#21--69 Things I've Learned--Just a few minutes can determine how you're known to the world
August 31, 2015
I wonder how my life would have been different if I had been born about 15 minutes earlier on August 30, 1946 instead of just after midnight on August 31. My dad wanted me to be named after his dad, Durward Dale Thorp. That would have given me the initials DDT.
However, my mother waited to deliver me until a few minutes after midnight on my Uncle Wes Moll's birthday. That changed the course of my personal history.
I'm thinking of this today, my 69th birthday and about what I've learned in a whole bunch of life.
My Uncle Wes was a man with a story.
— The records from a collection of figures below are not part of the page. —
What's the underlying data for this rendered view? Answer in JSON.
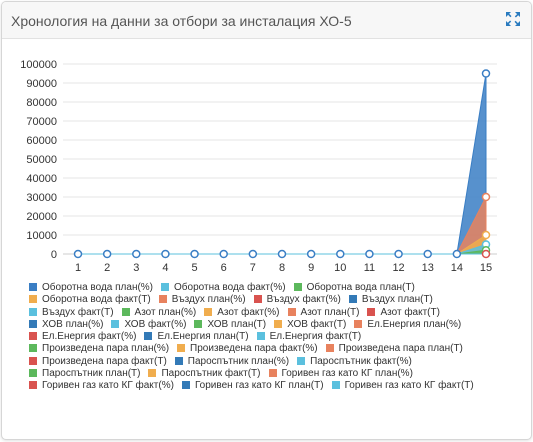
{
  "header": {
    "title": "Хронология на данни за отбори за инсталация ХО-5"
  },
  "icons": {
    "expand": "expand-icon"
  },
  "chart_data": {
    "type": "area",
    "title": "Хронология на данни за отбори за инсталация ХО-5",
    "xlabel": "",
    "ylabel": "",
    "categories": [
      "1",
      "2",
      "3",
      "4",
      "5",
      "6",
      "7",
      "8",
      "9",
      "10",
      "11",
      "12",
      "13",
      "14",
      "15"
    ],
    "ylim": [
      0,
      100000
    ],
    "yticks": [
      "0",
      "10000",
      "20000",
      "30000",
      "40000",
      "50000",
      "60000",
      "70000",
      "80000",
      "90000",
      "100000"
    ],
    "grid": true,
    "legend_position": "bottom",
    "series": [
      {
        "name": "Оборотна вода план(%)",
        "color": "#3a7ec4",
        "values": [
          0,
          0,
          0,
          0,
          0,
          0,
          0,
          0,
          0,
          0,
          0,
          0,
          0,
          0,
          95000
        ]
      },
      {
        "name": "Оборотна вода факт(%)",
        "color": "#5bc0de",
        "values": [
          0,
          0,
          0,
          0,
          0,
          0,
          0,
          0,
          0,
          0,
          0,
          0,
          0,
          0,
          5000
        ]
      },
      {
        "name": "Оборотна вода план(T)",
        "color": "#5cb85c",
        "values": [
          0,
          0,
          0,
          0,
          0,
          0,
          0,
          0,
          0,
          0,
          0,
          0,
          0,
          0,
          2000
        ]
      },
      {
        "name": "Оборотна вода факт(T)",
        "color": "#f0ad4e",
        "values": [
          0,
          0,
          0,
          0,
          0,
          0,
          0,
          0,
          0,
          0,
          0,
          0,
          0,
          0,
          10000
        ]
      },
      {
        "name": "Въздух план(%)",
        "color": "#e8825e",
        "values": [
          0,
          0,
          0,
          0,
          0,
          0,
          0,
          0,
          0,
          0,
          0,
          0,
          0,
          0,
          30000
        ]
      },
      {
        "name": "Въздух факт(%)",
        "color": "#d9534f",
        "values": [
          0,
          0,
          0,
          0,
          0,
          0,
          0,
          0,
          0,
          0,
          0,
          0,
          0,
          0,
          0
        ]
      },
      {
        "name": "Въздух план(T)",
        "color": "#337ab7",
        "values": [
          0,
          0,
          0,
          0,
          0,
          0,
          0,
          0,
          0,
          0,
          0,
          0,
          0,
          0,
          0
        ]
      },
      {
        "name": "Въздух факт(T)",
        "color": "#5bc0de",
        "values": [
          0,
          0,
          0,
          0,
          0,
          0,
          0,
          0,
          0,
          0,
          0,
          0,
          0,
          0,
          0
        ]
      },
      {
        "name": "Азот план(%)",
        "color": "#5cb85c",
        "values": [
          0,
          0,
          0,
          0,
          0,
          0,
          0,
          0,
          0,
          0,
          0,
          0,
          0,
          0,
          0
        ]
      },
      {
        "name": "Азот факт(%)",
        "color": "#f0ad4e",
        "values": [
          0,
          0,
          0,
          0,
          0,
          0,
          0,
          0,
          0,
          0,
          0,
          0,
          0,
          0,
          0
        ]
      },
      {
        "name": "Азот план(T)",
        "color": "#e8825e",
        "values": [
          0,
          0,
          0,
          0,
          0,
          0,
          0,
          0,
          0,
          0,
          0,
          0,
          0,
          0,
          0
        ]
      },
      {
        "name": "Азот факт(T)",
        "color": "#d9534f",
        "values": [
          0,
          0,
          0,
          0,
          0,
          0,
          0,
          0,
          0,
          0,
          0,
          0,
          0,
          0,
          0
        ]
      },
      {
        "name": "ХОВ план(%)",
        "color": "#337ab7",
        "values": [
          0,
          0,
          0,
          0,
          0,
          0,
          0,
          0,
          0,
          0,
          0,
          0,
          0,
          0,
          0
        ]
      },
      {
        "name": "ХОВ факт(%)",
        "color": "#5bc0de",
        "values": [
          0,
          0,
          0,
          0,
          0,
          0,
          0,
          0,
          0,
          0,
          0,
          0,
          0,
          0,
          0
        ]
      },
      {
        "name": "ХОВ план(T)",
        "color": "#5cb85c",
        "values": [
          0,
          0,
          0,
          0,
          0,
          0,
          0,
          0,
          0,
          0,
          0,
          0,
          0,
          0,
          0
        ]
      },
      {
        "name": "ХОВ факт(T)",
        "color": "#f0ad4e",
        "values": [
          0,
          0,
          0,
          0,
          0,
          0,
          0,
          0,
          0,
          0,
          0,
          0,
          0,
          0,
          0
        ]
      },
      {
        "name": "Ел.Енергия план(%)",
        "color": "#e8825e",
        "values": [
          0,
          0,
          0,
          0,
          0,
          0,
          0,
          0,
          0,
          0,
          0,
          0,
          0,
          0,
          0
        ]
      },
      {
        "name": "Ел.Енергия факт(%)",
        "color": "#d9534f",
        "values": [
          0,
          0,
          0,
          0,
          0,
          0,
          0,
          0,
          0,
          0,
          0,
          0,
          0,
          0,
          0
        ]
      },
      {
        "name": "Ел.Енергия план(T)",
        "color": "#337ab7",
        "values": [
          0,
          0,
          0,
          0,
          0,
          0,
          0,
          0,
          0,
          0,
          0,
          0,
          0,
          0,
          0
        ]
      },
      {
        "name": "Ел.Енергия факт(T)",
        "color": "#5bc0de",
        "values": [
          0,
          0,
          0,
          0,
          0,
          0,
          0,
          0,
          0,
          0,
          0,
          0,
          0,
          0,
          0
        ]
      },
      {
        "name": "Произведена пара план(%)",
        "color": "#5cb85c",
        "values": [
          0,
          0,
          0,
          0,
          0,
          0,
          0,
          0,
          0,
          0,
          0,
          0,
          0,
          0,
          0
        ]
      },
      {
        "name": "Произведена пара факт(%)",
        "color": "#f0ad4e",
        "values": [
          0,
          0,
          0,
          0,
          0,
          0,
          0,
          0,
          0,
          0,
          0,
          0,
          0,
          0,
          0
        ]
      },
      {
        "name": "Произведена пара план(T)",
        "color": "#e8825e",
        "values": [
          0,
          0,
          0,
          0,
          0,
          0,
          0,
          0,
          0,
          0,
          0,
          0,
          0,
          0,
          0
        ]
      },
      {
        "name": "Произведена пара факт(T)",
        "color": "#d9534f",
        "values": [
          0,
          0,
          0,
          0,
          0,
          0,
          0,
          0,
          0,
          0,
          0,
          0,
          0,
          0,
          0
        ]
      },
      {
        "name": "Пароспътник план(%)",
        "color": "#337ab7",
        "values": [
          0,
          0,
          0,
          0,
          0,
          0,
          0,
          0,
          0,
          0,
          0,
          0,
          0,
          0,
          0
        ]
      },
      {
        "name": "Пароспътник факт(%)",
        "color": "#5bc0de",
        "values": [
          0,
          0,
          0,
          0,
          0,
          0,
          0,
          0,
          0,
          0,
          0,
          0,
          0,
          0,
          0
        ]
      },
      {
        "name": "Пароспътник план(T)",
        "color": "#5cb85c",
        "values": [
          0,
          0,
          0,
          0,
          0,
          0,
          0,
          0,
          0,
          0,
          0,
          0,
          0,
          0,
          0
        ]
      },
      {
        "name": "Пароспътник факт(T)",
        "color": "#f0ad4e",
        "values": [
          0,
          0,
          0,
          0,
          0,
          0,
          0,
          0,
          0,
          0,
          0,
          0,
          0,
          0,
          0
        ]
      },
      {
        "name": "Горивен газ като КГ план(%)",
        "color": "#e8825e",
        "values": [
          0,
          0,
          0,
          0,
          0,
          0,
          0,
          0,
          0,
          0,
          0,
          0,
          0,
          0,
          0
        ]
      },
      {
        "name": "Горивен газ като КГ факт(%)",
        "color": "#d9534f",
        "values": [
          0,
          0,
          0,
          0,
          0,
          0,
          0,
          0,
          0,
          0,
          0,
          0,
          0,
          0,
          0
        ]
      },
      {
        "name": "Горивен газ като КГ план(T)",
        "color": "#337ab7",
        "values": [
          0,
          0,
          0,
          0,
          0,
          0,
          0,
          0,
          0,
          0,
          0,
          0,
          0,
          0,
          0
        ]
      },
      {
        "name": "Горивен газ като КГ факт(T)",
        "color": "#5bc0de",
        "values": [
          0,
          0,
          0,
          0,
          0,
          0,
          0,
          0,
          0,
          0,
          0,
          0,
          0,
          0,
          0
        ]
      }
    ]
  }
}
He and my mother, along with 10 brothers and sisters grew up on a sugar beet farm in Michigan's Thumb in the early 1900s. He grew up loving anything with an engine. Part of the family legend was that Uncle Wes drove booze across the Detroit River for the infamous Purple Gang because of their hot vehicles. They had big engines and they could go fast.
He loved the roar of a finely-tuned engine. Even after a heart attack, his eyes would light up when he heard some kid hot-rodding it down the street in his subdivision.
I'm really happy that my mom waited 10 minutes to have me. I'm happy being named after Uncle Wes. However, I wish I knew more about Grandpa Durward.